I found the cider, poured a small amount, taking it out on the porch to wait for Dian. She came about forty minutes later, her hair newly braided and clean.
“Your baths are wonderful,” she said, accepting a mug of cider. “We have nothing like them in Han.”
I ladled bowls of stew and cut bread. We sat at the kitchen table to eat. The stew was venison, the last of the fresh meat from the hunt, redolent of herbs, with a rich, thick gravy.
“Dian,” I said, “I really could have killed you this afternoon.”
She nodded, her mouth full of stew. A moment later, she spoke. “I know. I could see it in your eyes. For a moment, I was actually frightened.”
“I didn’t realize…the training takes over. It’s all reflex, and no thought, except to stay alive. It’s so—cold.”
“If it wasn’t, I doubt we could do it. If one of our horses breaks a leg, we cut its throat immediately, or we will have second thoughts. We would try to save it and just extend its suffering. And that too feels cold. All killing must.”
I nodded. “Are your horses all right?” I asked, changing the subject.
“Fine. The barn is clean and airy, and we brought extra grain with us. Tell me, what did you think of Casyn?”
I looked up from my stew, surprised. “How did you know he was here?”
“His horse. We bred him at Han. The mare I ride is from the same dam. Casyn visits Han every few years to buy horses, and he has two daughters there. He wanted to buy my mare last time—she was still a foal then—but she had been promised to me as my coming-of-age gift.”
“Casyn was born here,” I said. “He was the right man to send to Tirvan.” A thought struck me. “Is that what was done, all over?”

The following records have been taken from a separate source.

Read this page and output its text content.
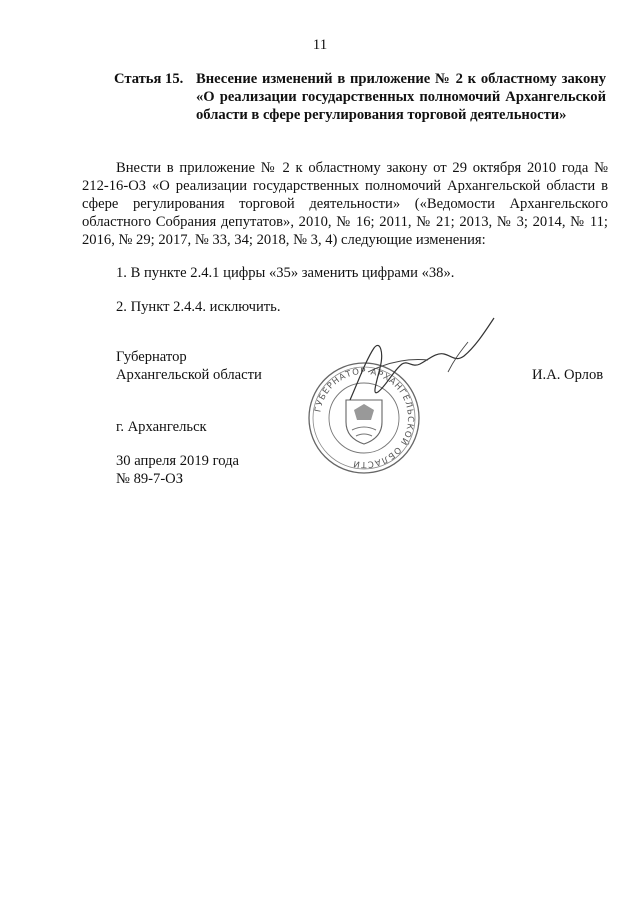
11
Статья 15. Внесение изменений в приложение № 2 к областному закону «О реализации государственных полномочий Архангельской области в сфере регулирования торговой деятельности»
Внести в приложение № 2 к областному закону от 29 октября 2010 года № 212-16-ОЗ «О реализации государственных полномочий Архангельской области в сфере регулирования торговой деятельности» («Ведомости Архангельского областного Собрания депутатов», 2010, № 16; 2011, № 21; 2013, № 3; 2014, № 11; 2016, № 29; 2017, № 33, 34; 2018, № 3, 4) следующие изменения:
1. В пункте 2.4.1 цифры «35» заменить цифрами «38».
2. Пункт 2.4.4. исключить.
Губернатор
Архангельской области	И.А. Орлов
ГУБЕРНАТОР АРХАНГЕЛЬСКОЙ ОБЛАСТИ
г. Архангельск
30 апреля 2019 года
№ 89-7-ОЗ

“I think so,” Dian said. “The man who came to work with us is my uncle, my mother’s brother.” She looked at me steadily for a minute. “
It was easier for us, I think. We are half-trained in warfare already, to prepare the horses.”
“You look like warriors. We only hunt,” I added, “but we have learned.”
“You have,” she said. “I am impressed. And your mounted cohort ride well. They have good balance, which isn’t surprising, being used to hunting in these hills.” She sipped her cider.
“How long did it take you to reach us?”
“Three weeks. But we didn’t come directly here. When we left the grasslands, there were eighteen of us and seventy-two horses. We stayed together on the road, with smaller groups breaking off on the byways to the villages. We left the last two, heading north to Delle, four days ago.”
“Did you stop at the inns?”
“Sometimes,” Dian said. “Although we made camp more often, and picketed the horses. The inns can’t cope with large numbers. But we stopped for water or to buy cheese or bread.” She looked at me curiously. “Why do you ask?”
I hesitated. “My partner, Maya, chose exile, rather than learn to fight. She is out there, somewhere, alone. I was hoping you had seen her. She’s about your height, with long dark hair and hazel eyes.”
Dian remained silent for a minute. “Not I,” she said finally, “but Rasa is the best bargainer amongst us, so she went most often to the inns. I’ll ask her. Maya is unlikely to be alone, Lena. In almost every village, one or two women made that choice. No one did from Han, but from Rigg, the village just to our north, three went. They will find each other on the road.” She put down her cup. “Thank you for the food. I sleep at Grainne’s cottage.”
I said goodnight, watching her walk up the path. They will find each other on the road. A certainty settled inside me about what I would do after the invasion. I stayed outside in the warm night for a long time, looking west, up to the hills, and the road that ran beneath the glittering stars.